Don’t try to push back against these emotions. Accept that they are here, that they are trying to communicate something to you, and understand that you are about to take steps to act on that information.
In accepting frustration, I simply admit the feeling. No denial or pushing it aside. Welcoming the feeling of frustration instead of running away from it was a liberating experience.
Step three was a difficult thing to do – to appreciate the negative emotion. Being grateful for an emotion that doesn’t make me feel good was a hard concept to grasp.
Take a moment to appreciate the emotion. It’s helping you, it’s guiding you, it’s pushing you, and it’s telling you what you need.

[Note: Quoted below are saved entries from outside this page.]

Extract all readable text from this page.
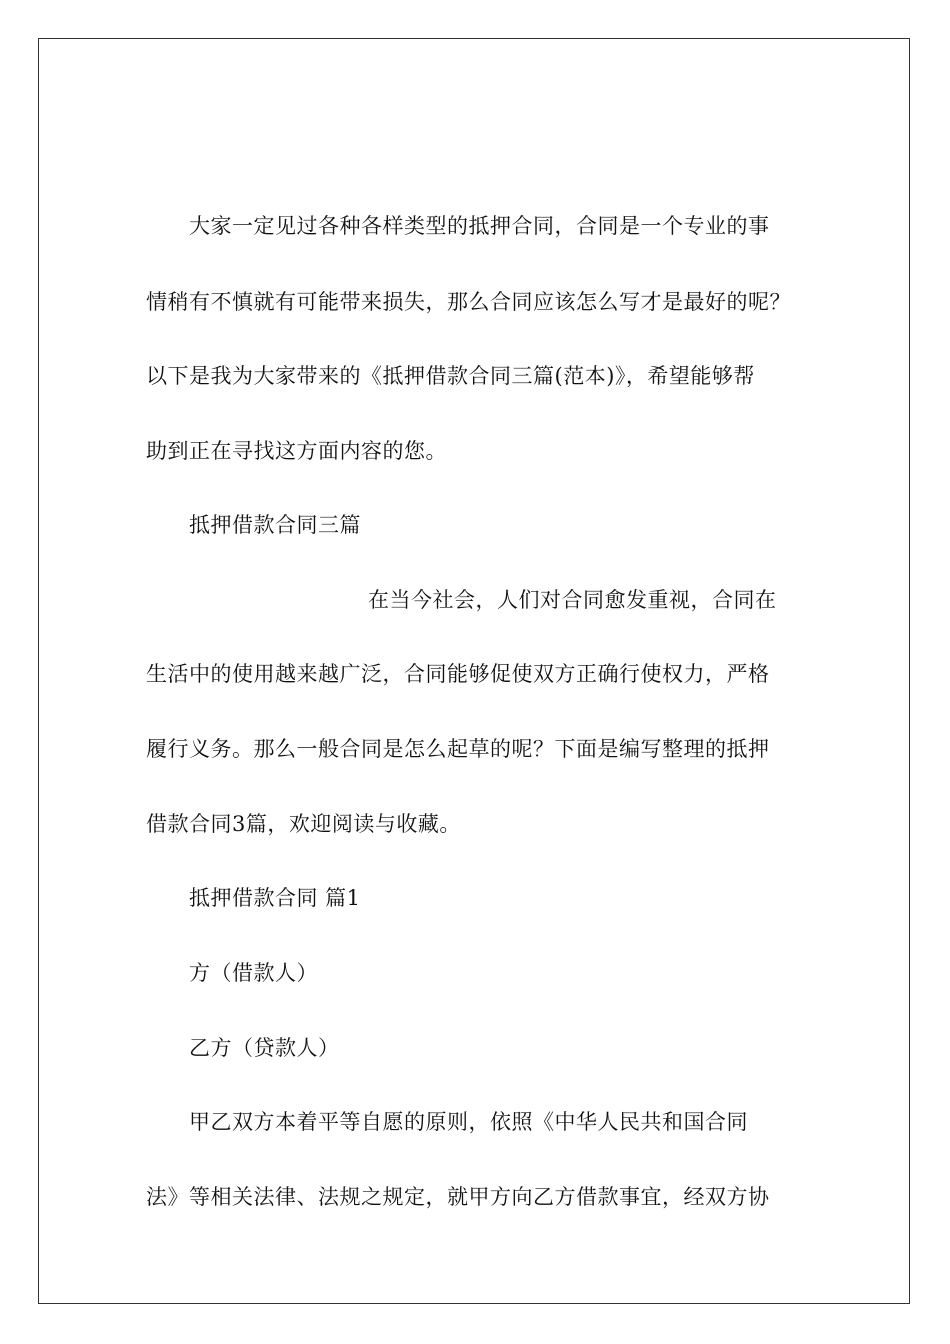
大家一定见过各种各样类型的抵押合同，合同是一个专业的事
情稍有不慎就有可能带来损失，那么合同应该怎么写才是最好的呢？
以下是我为大家带来的《抵押借款合同三篇(范本)》，希望能够帮
助到正在寻找这方面内容的您。
抵押借款合同三篇
在当今社会，人们对合同愈发重视，合同在
生活中的使用越来越广泛，合同能够促使双方正确行使权力，严格
履行义务。那么一般合同是怎么起草的呢？下面是编写整理的抵押
借款合同3篇，欢迎阅读与收藏。
抵押借款合同 篇1
方（借款人）
乙方（贷款人）
甲乙双方本着平等自愿的原则，依照《中华人民共和国合同
法》等相关法律、法规之规定，就甲方向乙方借款事宜，经双方协
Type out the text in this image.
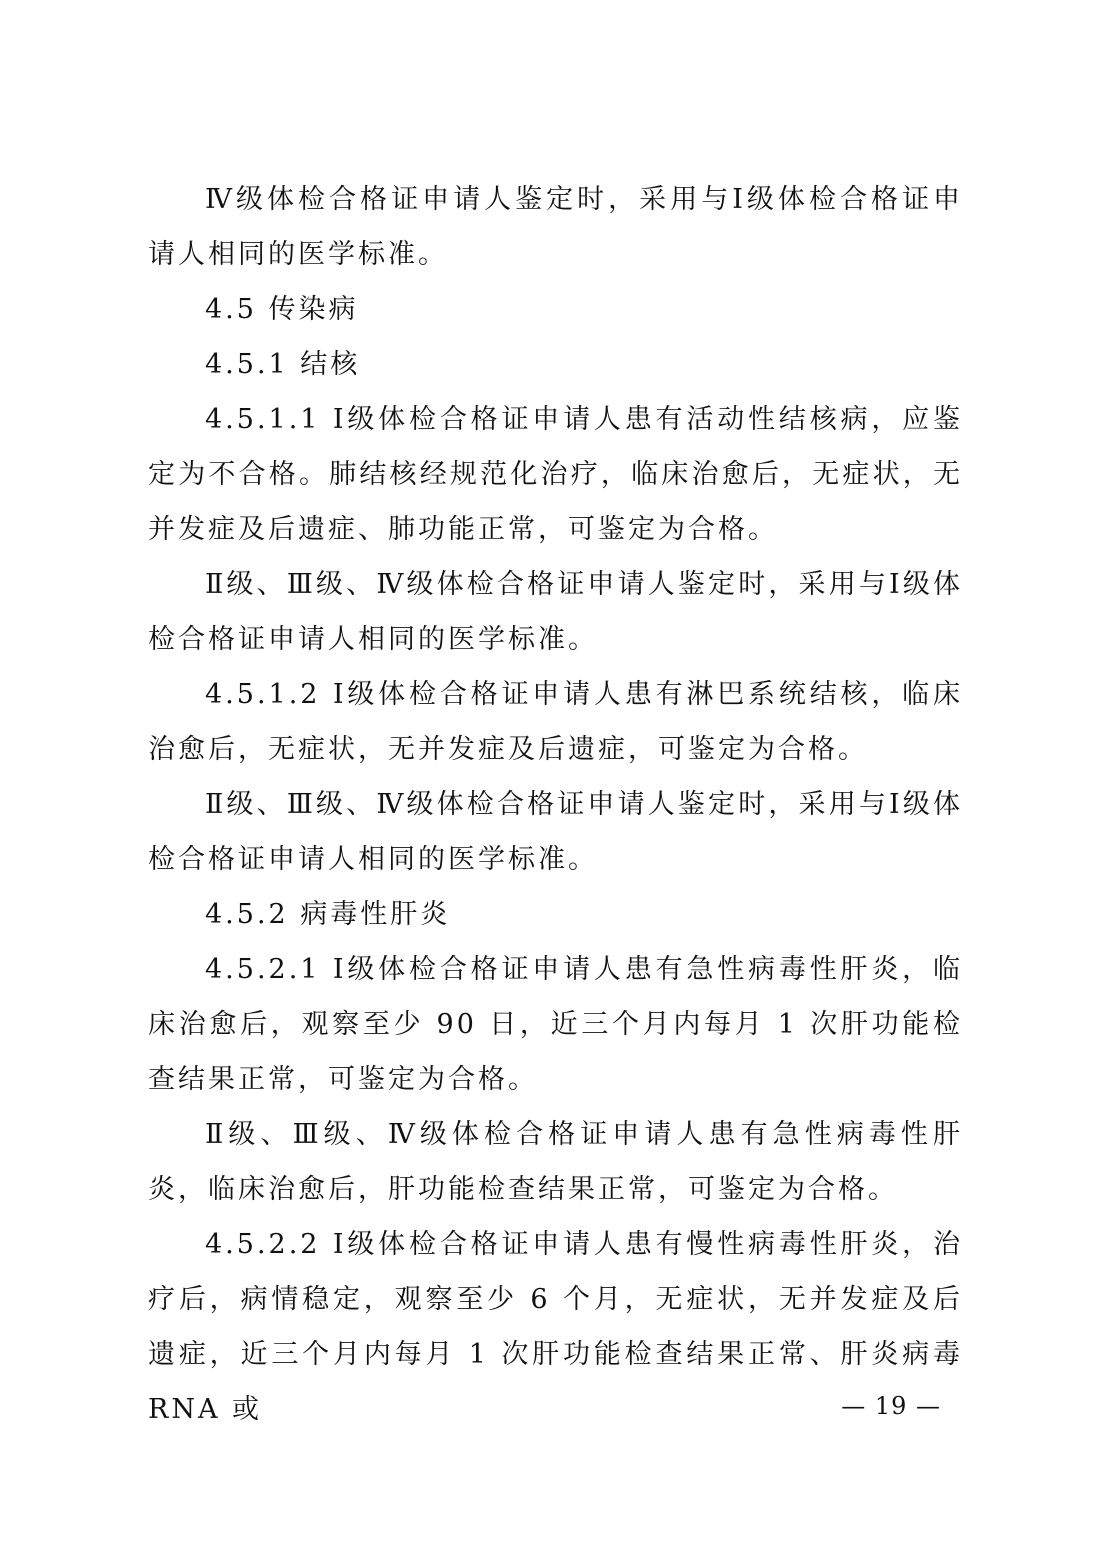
Ⅳ级体检合格证申请人鉴定时，采用与Ⅰ级体检合格证申请人相同的医学标准。

4.5 传染病

4.5.1 结核

4.5.1.1 Ⅰ级体检合格证申请人患有活动性结核病，应鉴定为不合格。肺结核经规范化治疗，临床治愈后，无症状，无并发症及后遗症、肺功能正常，可鉴定为合格。

Ⅱ级、Ⅲ级、Ⅳ级体检合格证申请人鉴定时，采用与Ⅰ级体检合格证申请人相同的医学标准。

4.5.1.2 Ⅰ级体检合格证申请人患有淋巴系统结核，临床治愈后，无症状，无并发症及后遗症，可鉴定为合格。

Ⅱ级、Ⅲ级、Ⅳ级体检合格证申请人鉴定时，采用与Ⅰ级体检合格证申请人相同的医学标准。

4.5.2 病毒性肝炎

4.5.2.1 Ⅰ级体检合格证申请人患有急性病毒性肝炎，临床治愈后，观察至少 90 日，近三个月内每月 1 次肝功能检查结果正常，可鉴定为合格。

Ⅱ级、Ⅲ级、Ⅳ级体检合格证申请人患有急性病毒性肝炎，临床治愈后，肝功能检查结果正常，可鉴定为合格。

4.5.2.2 Ⅰ级体检合格证申请人患有慢性病毒性肝炎，治疗后，病情稳定，观察至少 6 个月，无症状，无并发症及后遗症，近三个月内每月 1 次肝功能检查结果正常、肝炎病毒 RNA 或	— 19 —
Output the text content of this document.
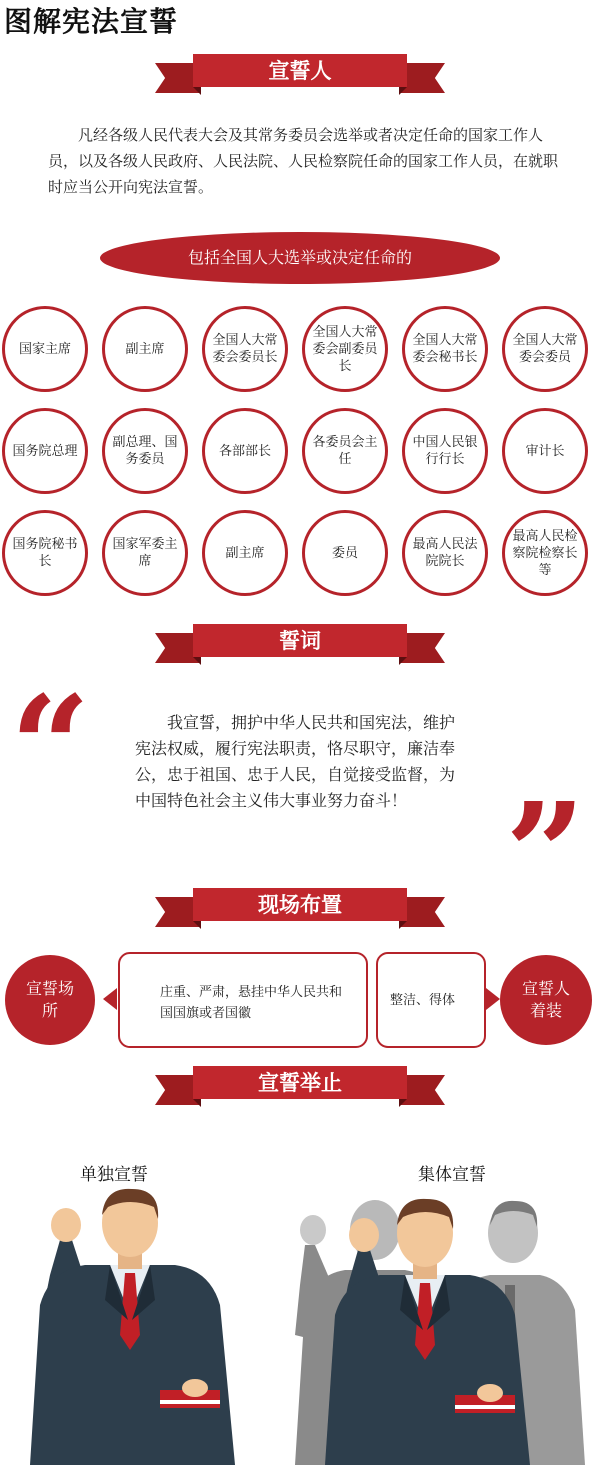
图解宪法宣誓
宣誓人
凡经各级人民代表大会及其常务委员会选举或者决定任命的国家工作人员，以及各级人民政府、人民法院、人民检察院任命的国家工作人员，在就职时应当公开向宪法宣誓。
包括全国人大选举或决定任命的
国家主席	副主席
全国人大常委会委员长
全国人大常委会副委员长
全国人大常委会秘书长
全国人大常委会委员
国务院总理
副总理、国务委员
各部部长
各委员会主任
中国人民银行行长
审计长
国务院秘书长
国家军委主席
副主席	委员
最高人民法院院长
最高人民检察院检察长等
誓词
“	我宣誓，拥护中华人民共和国宪法，维护宪法权威，履行宪法职责，恪尽职守，廉洁奉公，忠于祖国、忠于人民，自觉接受监督，为中国特色社会主义伟大事业努力奋斗！ ”
现场布置
宣誓场所
庄重、严肃，悬挂中华人民共和国国旗或者国徽
整洁、得体
宣誓人着装
宣誓举止
单独宣誓	集体宣誓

After reading the reasons behind this approach, I understood how this could lead me to better understanding the way I felt. Viewing frustration as a guide to help me discover unsatisfied needs allowed me to pause instead of becoming overwhelmed and reacting to situations in an unreasonable manner.
Have you ever felt as if you’re the only person in the world experiencing difficult emotions? I admit I have. I’ve experienced feelings of isolation as if everyone was conspiring against me. The fourth step made me realized all human beings go through moments of despair.
...when you cry, you are not crying alone. You are not unhappy alone. Everyone has negative emotions, some worse than others, yes…It’s a reminder that you are not an isolated hole of despair in a universe filled with twinkling stars. Everyone has these emotions; it’s a function of being human.
This idea of connection is drawn from Dr. Kristin Neff’s definition of self-compassion. Self-compassion is comprised of three components: mindfulness, self-kindness, and common humanity. With this perspective, I’m able to handle my emotions with more compassion. It helped me to understand how we all experience feelings of frustration and that I can work through them.
The following step is the most important which is compassion. I loved the metaphor used in the book comparing negative emotions to crying babies. Babies cry when they crave attention and hugs for comfort. Our feelings cry out as well and we need to be compassionate towards our negative emotions.
…simply crossing your hands over your heart or giving yourself a little mental hug, a pat on the back, or a high five can help…Having a little heart toward your own heart softens the sting of these negative emotions.
Unfortunately, when it comes to my own suffering, instead of compassion, I am judgmental. I tell myself I shouldn’t feel this way. However when I tried placing a hand over my heart and saying “I got you”, it gave me a sense of calmness and comfort.
Finally, the last step is to be curious, to dig deeper. Remember the nine sub-personalities I addressed in the beginning? It’s time to figure out which one is being silenced.
We are beginning the process of tuning in to that Inner Family, of connecting our emotions to our nine sub personalities. You can begin to think about what need isn’t being addressed and why.”
What’s causing my frustration? My dominant sub-personalities, The Executive Manager and The Standard Setter weren’t satisfied. One source of frustration was the amount of work around the house I’ve neglected to do, namely the overwhelming items I need to clean out of the garage. The Executive Manager wants to be better organized and the Standard Setter needs to have this done already. I was able to satisfy both by scheduling small periods of time to slowly weed out the items I no longer needed. This brought more satisfaction to the two sub-personalities, hence less frustration!
How do you deal with your emotions? Do you connect your emotions with your needs? Have you read the book, Organize your Emotions?
Reference: Moore, M., Phillips, E., & Hanc, J. (2016). Organize your emotions: Optimize your life. New York, NY: HarpersCollins Publishers.